Page last updated at 12:43 GMT, Wednesday, 27 January 2010

Retail sales fell in January, says CBI

Shoes on sale
Footwear retailers saw a strong annual sales increase

UK High Street sales fell at their sharpest annual rate for five months in January, according to a survey by the CBI business group.

Some 28% of retailers said sales had risen in the past year, while 36% said it had dropped. The resulting balance of -8% was worse than forecast.

The rise in VAT and the cold weather cut consumer demand, the survey said.

The results comes a day after figures showed the UK emerged from recession in the last three months of 2009.

However, the weaker-than-expected growth of 0.1% in the fourth quarter of last year has raised concerns about the pace of the UK's recovery.

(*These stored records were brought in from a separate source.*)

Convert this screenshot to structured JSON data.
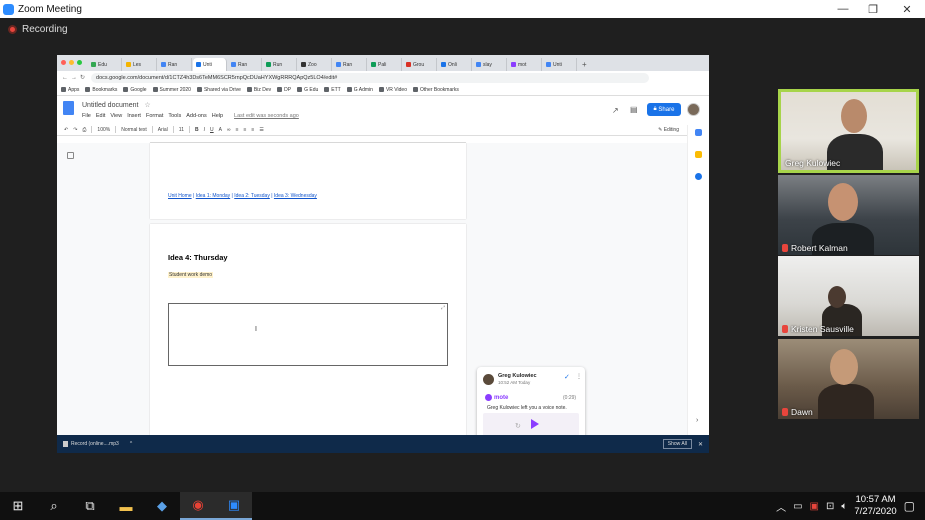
{
  "zoom": {
    "title": "Zoom Meeting",
    "recording": "Recording",
    "controls": {
      "minimize": "—",
      "restore": "❐",
      "close": "✕"
    }
  },
  "browser": {
    "tabs": [
      "Edu",
      "Les",
      "Ran",
      "Unti",
      "Ran",
      "Run",
      "Zoo",
      "Ran",
      "Pali",
      "Grou",
      "Onli",
      "slay",
      "mot",
      "Unti"
    ],
    "active_tab_index": 3,
    "url": "docs.google.com/document/d/1CTZ4h3Ds6TeMM6SCR5rnpQcDUaHYXWgRRRQApQz5LO4/edit#",
    "bookmarks": [
      "Apps",
      "Bookmarks",
      "Google",
      "Summer 2020",
      "Shared via Drive",
      "Biz Dev",
      "DP",
      "G Edu",
      "ETT",
      "G Admin",
      "VR Video",
      "Other Bookmarks"
    ]
  },
  "docs": {
    "title": "Untitled document",
    "menu": [
      "File",
      "Edit",
      "View",
      "Insert",
      "Format",
      "Tools",
      "Add-ons",
      "Help"
    ],
    "last_edit": "Last edit was seconds ago",
    "share_label": "Share",
    "toolbar": {
      "zoom": "100%",
      "style": "Normal text",
      "font": "Arial",
      "size": "11",
      "mode": "Editing"
    },
    "page1_links": [
      "Unit Home",
      "Idea 1: Monday",
      "Idea 2: Tuesday",
      "Idea 3: Wednesday"
    ],
    "link_separator": " | ",
    "page2_heading": "Idea 4: Thursday",
    "page2_highlight": "Student work demo"
  },
  "comment": {
    "author": "Greg Kulowiec",
    "time": "10:52 AM Today",
    "app": "mote",
    "duration": "(0:29)",
    "text": "Greg Kulowiec left you a voice note."
  },
  "download": {
    "file": "Record (online....mp3",
    "show_all": "Show All"
  },
  "participants": [
    {
      "name": "Greg Kulowiec",
      "muted": false,
      "active_speaker": true
    },
    {
      "name": "Robert Kalman",
      "muted": true
    },
    {
      "name": "Kristen Sausville",
      "muted": true
    },
    {
      "name": "Dawn",
      "muted": true
    }
  ],
  "taskbar": {
    "time": "10:57 AM",
    "date": "7/27/2020"
  },
  "colors": {
    "zoom_blue": "#2d8cff",
    "docs_blue": "#1a73e8",
    "active_speaker": "#a7d44a",
    "mote_purple": "#8b3dff",
    "mute_red": "#e8453c"
  }
}
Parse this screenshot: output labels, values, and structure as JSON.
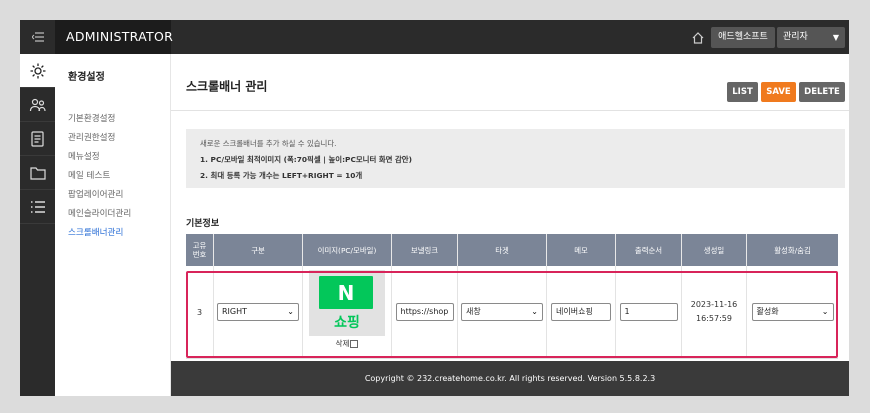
{
  "header": {
    "brand": "ADMINISTRATOR",
    "company_button": "애드헬소프트",
    "user_menu": "관리자"
  },
  "rail": {
    "icons": [
      "gear-icon",
      "users-icon",
      "design-icon",
      "folder-icon",
      "list-icon"
    ],
    "active_index": 0
  },
  "subnav": {
    "title": "환경설정",
    "items": [
      "기본환경설정",
      "관리권한설정",
      "메뉴설정",
      "메일 테스트",
      "팝업레이어관리",
      "메인슬라이더관리",
      "스크롤배너관리"
    ],
    "active_index": 6
  },
  "page": {
    "title": "스크롤배너 관리",
    "buttons": {
      "list": "LIST",
      "save": "SAVE",
      "delete": "DELETE"
    }
  },
  "info": {
    "intro": "새로운 스크롤배너를 추가 하실 수 있습니다.",
    "line1": "1. PC/모바일 최적이미지 (폭:70픽셀 | 높이:PC모니터 화면 감안)",
    "line2": "2. 최대 등록 가능 개수는 LEFT+RIGHT = 10개"
  },
  "section": {
    "title": "기본정보"
  },
  "table": {
    "headers": [
      "고유\n번호",
      "구분",
      "이미지(PC/모바일)",
      "보낼링크",
      "타겟",
      "메모",
      "출력순서",
      "생성일",
      "활성화/숨김"
    ],
    "row": {
      "id": "3",
      "type": "RIGHT",
      "image": {
        "logo_letter": "N",
        "logo_caption": "쇼핑",
        "delete_label": "삭제"
      },
      "link": "https://shop",
      "target": "새창",
      "memo": "네이버쇼핑",
      "order": "1",
      "created_date": "2023-11-16",
      "created_time": "16:57:59",
      "status": "활성화"
    }
  },
  "footer": {
    "text": "Copyright © 232.createhome.co.kr. All rights reserved. Version 5.5.8.2.3"
  },
  "colors": {
    "save": "#f07a1e",
    "highlight": "#d8245a",
    "table_header": "#7b8597",
    "naver_green": "#03c75a"
  }
}
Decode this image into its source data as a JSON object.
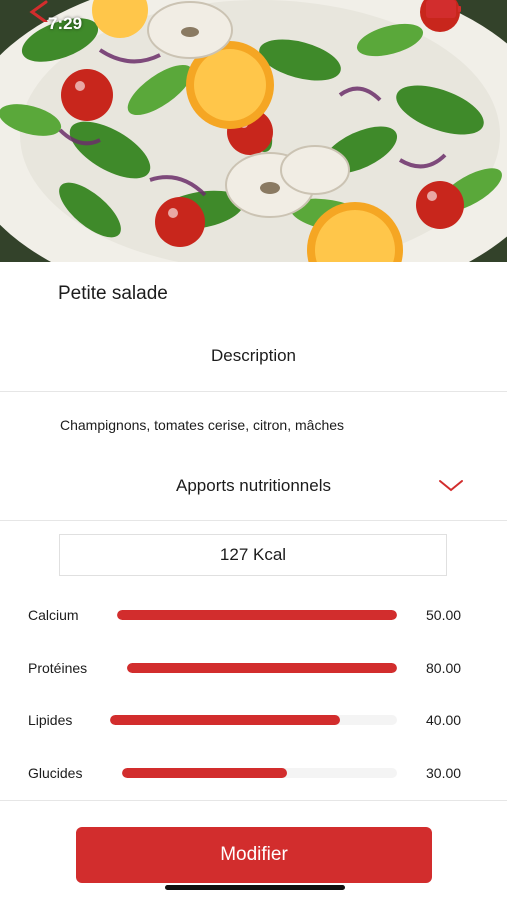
{
  "status_bar": {
    "time": "7:29"
  },
  "dish": {
    "title": "Petite salade",
    "description_header": "Description",
    "description": "Champignons, tomates cerise, citron, mâches",
    "nutrition_header": "Apports nutritionnels",
    "calories": "127 Kcal"
  },
  "nutrients": [
    {
      "label": "Calcium",
      "value": "50.00",
      "fill_fraction": 1.0
    },
    {
      "label": "Protéines",
      "value": "80.00",
      "fill_fraction": 1.0
    },
    {
      "label": "Lipides",
      "value": "40.00",
      "fill_fraction": 0.8
    },
    {
      "label": "Glucides",
      "value": "30.00",
      "fill_fraction": 0.6
    }
  ],
  "actions": {
    "modify_label": "Modifier"
  },
  "colors": {
    "accent": "#d22d2d",
    "divider": "#e6e6e6"
  },
  "icons": {
    "back": "back-arrow-icon",
    "expand": "chevron-down-icon",
    "battery": "battery-icon"
  }
}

The recovery through 2010 is likely to be tentative and weak
Andy Clarke, CBI distributive trades panel

"The CBI distributive trades survey... reinforces the heightened concerns over the strength and sustainability of the recovery," said Howard Archer, chief European and UK economist with IHS Global Insight.

"Households face still very challenging conditions, notably high unemployment, low earnings growth, high debt levels, January's VAT hike and the prospect of further fiscal tightening ahead that will very likely include further tax hikes."

The CBI survey found that grocers and footwear retailers were the only sectors to see a strong annual sales increase in January.

Sales of more expensive household goods, furniture and carpets saw a drop after three consecutive months of growth.

"2010 has opened on a weak footing," said Andy Clarke, chairman of the CBI's distributive trades panel.

"But the picture should stabilise in February. Overall, the recovery through 2010 is likely to be tentative and weak with a long road to recovery, and consumers are still cautious about spending," he said.